Rio de Janeiro - Era comum, na alta, baixa e tardia Idade Média, os místicos colocarem em suas celas uma caveira para nunca se esquecerem de que, mais cedo ou mais tarde, seriam reduzidos àquilo. Alguns santos daquele período até hoje são reproduzidos em piedosas estampas com a caveira ao lado.
Hamlet também costuma ser representado segurando uma caveira, essa a de Yorik. Os frascos que contêm veneno, os trechos perigosos das estradas, a bandeira negra dos piratas e até o escudo do Esquadrão da Morte, aqui do Rio, também exibem uma caveira.
Nos exemplos citados, sobretudo no caso dos santos, a caveira é uma advertência. Desnudando a soberba humana, mitigando a sede dos prazeres, ela não chega a ser uma imagem da morte, mas um anúncio de nós mesmos, daquilo que seremos um dia.
Bem, não sou candidato à glória dos altares nem a minha malignidade chega ao ponto de me obrigar a usar uma caveira para alertar o próximo. Daí que para uso próprio tenho um velho retrato, já amarelado, de um menino de seus nove anos, vestido de chinês ou japonês, acho que dava na mesma.
Mal dá para ver o cavanhaque de rolha queimada que minha mãe pintou no meu rosto. Vê-se bem o chapéu em forma de abajur, a sombrinha de varetas e um pouco do rabicho postiço que o vento fez aparecer na foto.
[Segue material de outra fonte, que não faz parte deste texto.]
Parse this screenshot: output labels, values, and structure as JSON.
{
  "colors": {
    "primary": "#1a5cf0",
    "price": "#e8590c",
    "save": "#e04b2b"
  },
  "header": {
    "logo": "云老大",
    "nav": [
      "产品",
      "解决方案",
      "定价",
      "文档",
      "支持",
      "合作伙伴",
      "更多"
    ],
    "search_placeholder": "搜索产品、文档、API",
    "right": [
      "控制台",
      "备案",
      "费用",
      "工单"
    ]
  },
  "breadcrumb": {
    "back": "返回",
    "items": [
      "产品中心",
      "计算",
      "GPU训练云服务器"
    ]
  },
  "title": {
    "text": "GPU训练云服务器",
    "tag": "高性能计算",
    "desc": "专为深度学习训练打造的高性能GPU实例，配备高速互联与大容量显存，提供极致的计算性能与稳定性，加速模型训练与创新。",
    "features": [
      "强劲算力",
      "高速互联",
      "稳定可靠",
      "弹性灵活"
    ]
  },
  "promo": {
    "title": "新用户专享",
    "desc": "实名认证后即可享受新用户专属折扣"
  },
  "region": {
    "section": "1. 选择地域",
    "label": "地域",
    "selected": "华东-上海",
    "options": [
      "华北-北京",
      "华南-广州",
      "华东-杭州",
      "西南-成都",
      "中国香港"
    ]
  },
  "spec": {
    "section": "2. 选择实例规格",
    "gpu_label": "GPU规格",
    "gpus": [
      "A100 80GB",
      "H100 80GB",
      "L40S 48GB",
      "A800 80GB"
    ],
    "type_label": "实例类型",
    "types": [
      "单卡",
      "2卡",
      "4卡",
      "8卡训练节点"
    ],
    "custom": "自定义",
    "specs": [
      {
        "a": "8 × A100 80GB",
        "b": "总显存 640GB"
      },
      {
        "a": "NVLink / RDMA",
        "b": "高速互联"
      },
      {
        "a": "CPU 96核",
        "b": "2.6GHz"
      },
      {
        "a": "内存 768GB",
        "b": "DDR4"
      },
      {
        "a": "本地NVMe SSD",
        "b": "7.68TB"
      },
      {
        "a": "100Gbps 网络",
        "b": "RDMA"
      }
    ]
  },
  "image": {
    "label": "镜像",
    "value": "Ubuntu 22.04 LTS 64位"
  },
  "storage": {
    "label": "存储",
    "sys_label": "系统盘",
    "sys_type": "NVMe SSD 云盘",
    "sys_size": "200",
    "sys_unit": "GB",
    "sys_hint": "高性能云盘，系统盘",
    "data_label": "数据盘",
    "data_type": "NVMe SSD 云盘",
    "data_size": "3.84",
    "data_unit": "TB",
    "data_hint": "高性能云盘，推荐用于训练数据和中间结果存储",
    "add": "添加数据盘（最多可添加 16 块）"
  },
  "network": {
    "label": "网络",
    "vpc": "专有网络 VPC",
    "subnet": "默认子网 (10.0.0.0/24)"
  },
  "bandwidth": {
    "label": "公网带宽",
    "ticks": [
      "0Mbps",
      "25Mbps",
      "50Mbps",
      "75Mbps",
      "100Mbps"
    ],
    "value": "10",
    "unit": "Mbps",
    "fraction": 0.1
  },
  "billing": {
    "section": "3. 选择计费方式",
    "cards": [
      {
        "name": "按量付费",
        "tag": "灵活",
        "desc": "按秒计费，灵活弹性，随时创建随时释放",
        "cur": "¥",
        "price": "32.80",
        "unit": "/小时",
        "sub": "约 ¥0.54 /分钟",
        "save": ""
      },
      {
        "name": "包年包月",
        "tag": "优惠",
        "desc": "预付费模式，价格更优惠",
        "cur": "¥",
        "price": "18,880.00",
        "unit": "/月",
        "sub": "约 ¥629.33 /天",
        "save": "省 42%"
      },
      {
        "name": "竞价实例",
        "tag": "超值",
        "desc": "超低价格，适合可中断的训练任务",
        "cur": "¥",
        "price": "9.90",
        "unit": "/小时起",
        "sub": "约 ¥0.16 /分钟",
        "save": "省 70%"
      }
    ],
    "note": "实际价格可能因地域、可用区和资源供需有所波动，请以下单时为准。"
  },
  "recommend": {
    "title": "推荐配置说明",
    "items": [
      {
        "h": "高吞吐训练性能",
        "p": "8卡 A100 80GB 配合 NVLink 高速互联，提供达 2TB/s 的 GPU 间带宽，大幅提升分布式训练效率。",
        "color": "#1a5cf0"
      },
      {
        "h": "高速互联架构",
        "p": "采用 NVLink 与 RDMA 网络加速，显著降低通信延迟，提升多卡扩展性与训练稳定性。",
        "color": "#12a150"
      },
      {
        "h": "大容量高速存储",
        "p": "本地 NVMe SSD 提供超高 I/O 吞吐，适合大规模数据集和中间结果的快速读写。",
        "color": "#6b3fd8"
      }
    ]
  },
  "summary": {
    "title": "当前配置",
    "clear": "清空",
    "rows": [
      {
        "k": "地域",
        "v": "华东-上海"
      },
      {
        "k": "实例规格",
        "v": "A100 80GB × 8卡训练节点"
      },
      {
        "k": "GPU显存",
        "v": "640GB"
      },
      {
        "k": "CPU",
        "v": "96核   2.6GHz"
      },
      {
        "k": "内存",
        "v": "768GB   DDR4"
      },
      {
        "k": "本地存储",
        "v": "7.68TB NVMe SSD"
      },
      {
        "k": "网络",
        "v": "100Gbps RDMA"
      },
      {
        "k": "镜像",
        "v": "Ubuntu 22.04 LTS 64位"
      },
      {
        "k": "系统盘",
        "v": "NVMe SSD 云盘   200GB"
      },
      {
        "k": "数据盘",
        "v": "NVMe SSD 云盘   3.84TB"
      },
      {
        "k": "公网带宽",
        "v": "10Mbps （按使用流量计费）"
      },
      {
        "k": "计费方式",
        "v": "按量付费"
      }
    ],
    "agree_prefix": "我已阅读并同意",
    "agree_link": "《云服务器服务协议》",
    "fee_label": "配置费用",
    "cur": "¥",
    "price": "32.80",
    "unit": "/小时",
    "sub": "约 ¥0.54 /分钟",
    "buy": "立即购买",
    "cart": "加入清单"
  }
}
Os santos olhavam a caveira para se livrarem de tentações. Faço o mesmo com aquele retrato de chinês (ou japonês) aos nove anos. Os santos refletiam sobre o que seriam. Eu medito sobre o que já fui. É mais ou menos a mesma coisa.
Garanto que não há orgulho humano que resista, quer à imagem de uma caveira, quer à imagem de um guri fantasiado de chinês ou japonês.
Pior mesmo deve ser um menino chinês ou japonês fantasiado de brasileiro. Nem sei ao certo como deve ser uma fantasia de brasileiro. Mas deve ser uma boa advertência.